【第一章】狂気の王と永遠の愛(接吻)を

己の小ささ

引きずられるように死の国の門から離されていくアレスとブラスト。カイは何とか震える足を踏みしめながら、ひとり気丈に彼らの後ろをついてくる。

「王様ってのは皆、ああなのか……?」

あまりの衝撃に顔を上げられずカイは足元を見つめながら口を開いた。するとテトラが振り向き、心配そうにカイの表情を伺う。

「キュリオ様だってそうさ……普段はそのお力を抑えておられるだけで、警戒したり力を使えばあれ以上のはずだ」

「あ、あれ以上……?」

(あの優しそうな王様が……)

脳裏に浮かぶ慈愛に満ちた眼差しのキュリオと死神のような冥王を重ね、カイは信じられないといったように動揺し、その不安そうな視線を彷徨わせる。

「すまなかったな……俺が居ながらお前らに怖い思いをさせてしまった」

だいぶ落ち着きを取り戻したブラストは肩を借りていた魔導師のノエルに礼をいうと大きく深呼吸する。
するとテトラに支えられていたアレスは立ち止まり、申し訳なさそうに目を伏せる教官へ向き直った。

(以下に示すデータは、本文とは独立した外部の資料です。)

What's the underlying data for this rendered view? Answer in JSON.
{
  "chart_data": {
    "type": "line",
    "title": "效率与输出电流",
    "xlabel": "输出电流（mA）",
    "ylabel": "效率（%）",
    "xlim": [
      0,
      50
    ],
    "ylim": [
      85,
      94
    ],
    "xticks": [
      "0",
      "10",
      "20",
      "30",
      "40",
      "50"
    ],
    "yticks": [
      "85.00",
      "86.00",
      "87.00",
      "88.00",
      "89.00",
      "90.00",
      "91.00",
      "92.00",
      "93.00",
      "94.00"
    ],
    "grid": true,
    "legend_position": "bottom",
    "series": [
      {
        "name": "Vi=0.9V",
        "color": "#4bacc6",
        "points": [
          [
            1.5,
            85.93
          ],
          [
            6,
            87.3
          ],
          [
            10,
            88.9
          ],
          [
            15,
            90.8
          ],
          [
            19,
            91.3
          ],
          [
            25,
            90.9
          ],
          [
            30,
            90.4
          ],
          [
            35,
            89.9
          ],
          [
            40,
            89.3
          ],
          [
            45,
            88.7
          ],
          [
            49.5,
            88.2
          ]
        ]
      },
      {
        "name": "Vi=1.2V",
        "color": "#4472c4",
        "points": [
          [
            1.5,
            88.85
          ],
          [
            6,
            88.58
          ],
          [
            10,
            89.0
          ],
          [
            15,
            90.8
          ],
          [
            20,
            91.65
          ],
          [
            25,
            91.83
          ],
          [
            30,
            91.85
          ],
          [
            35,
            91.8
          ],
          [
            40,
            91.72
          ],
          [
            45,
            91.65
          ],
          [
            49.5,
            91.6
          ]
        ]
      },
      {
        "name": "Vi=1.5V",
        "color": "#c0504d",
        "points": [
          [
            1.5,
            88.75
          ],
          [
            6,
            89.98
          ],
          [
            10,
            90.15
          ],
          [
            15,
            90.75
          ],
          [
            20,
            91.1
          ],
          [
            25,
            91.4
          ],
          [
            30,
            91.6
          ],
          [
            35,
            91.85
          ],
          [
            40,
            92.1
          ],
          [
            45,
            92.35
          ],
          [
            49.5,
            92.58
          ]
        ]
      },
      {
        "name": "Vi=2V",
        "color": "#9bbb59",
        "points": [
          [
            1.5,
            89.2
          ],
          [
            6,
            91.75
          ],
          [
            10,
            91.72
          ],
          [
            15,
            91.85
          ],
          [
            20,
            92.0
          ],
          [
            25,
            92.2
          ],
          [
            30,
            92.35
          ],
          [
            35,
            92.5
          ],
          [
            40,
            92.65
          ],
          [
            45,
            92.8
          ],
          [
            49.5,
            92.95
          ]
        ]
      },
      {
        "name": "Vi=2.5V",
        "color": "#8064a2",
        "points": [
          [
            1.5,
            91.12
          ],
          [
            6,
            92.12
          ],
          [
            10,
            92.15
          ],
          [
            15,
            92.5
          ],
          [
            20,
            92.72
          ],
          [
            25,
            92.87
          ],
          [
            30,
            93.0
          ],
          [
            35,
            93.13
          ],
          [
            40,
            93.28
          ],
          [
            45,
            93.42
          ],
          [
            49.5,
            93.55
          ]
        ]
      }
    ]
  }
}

「……いいえ教官、私のかわりに前へ出てくださったではありませんか。私たちの盾になろうとしてくださったこと、すぐにわかりました」

「そ、そうだぜ! おっさんっ!! 殺されるかもしれねぇってのに……堂々としててかっこよかったぞ!!」

カイも教官のその頼もしい背中をずっと見ていたからこそ言えることだった。

(俺なんて……足が竦んで腰抜かして……ほんとバカみてぇ……)

小さいながらも戦わずして大敗を期したカイは、己の無力さに涙が溢れそうになる。

(俺は悠久の剣士だ! あんくらいの化け物相手に戦う日が来るかもしれねぇんだっ!! 絶対強くなってやる!!)

強く唇を噛む小さな剣士は己の心と必死に戦っている。力の差を見せつけられた彼だからこそ、奢れることなくこの先目覚ましい成長を遂げることになる。

 一行は再びアレスを先頭に加護の灯を掲げ歩みをすすめる。
最後の門をめざし行く先へ視線を向けると、そこには大きな岩でできた巨大な門が荒々しいその姿を現していた。

気を取り直したブラストは懐かしそうにその門を見つめ口を開く。

「あれは雷の国の門だ。王の持つ<神具>は槍。彼は<革命の王>と呼ばれている。そしてもうひとつの名は……」

さらにブラストが続けようとすると威厳のある別の声がかかった。

「<雷帝>と呼ばれている。俺の名はエデンだ」

「……っ! ……この声はっ……」

貫禄を備えたような重みのある声にアレスとカイは身を固くし、構えるように体勢を低くする。するとブラストが小さく笑い彼らをたしなめる。

「お前ら安心していいぞ! エデン王は危険なお方じゃないからなっ!!」

ふたりの肩に勢いよく手をのせてやると、ほっとした彼らの体から力が抜けていく。そして安堵する一同の元に大きな気配が近づいてきた。
やがて雷の国の門から堂々たるその姿を現したのは――

「久しぶりだなブラスト」

長身のブラストよりもさらに大きく、美しく磨き上げられた白銀の鎧の下には見事に鍛え上げられたバランスのよい筋肉が隆起しているのが遠目からでもわかる。異空間はとても暗いが、彼の姿がよく見えるのは内側から放たれている彼自身のオーラだということがわかった。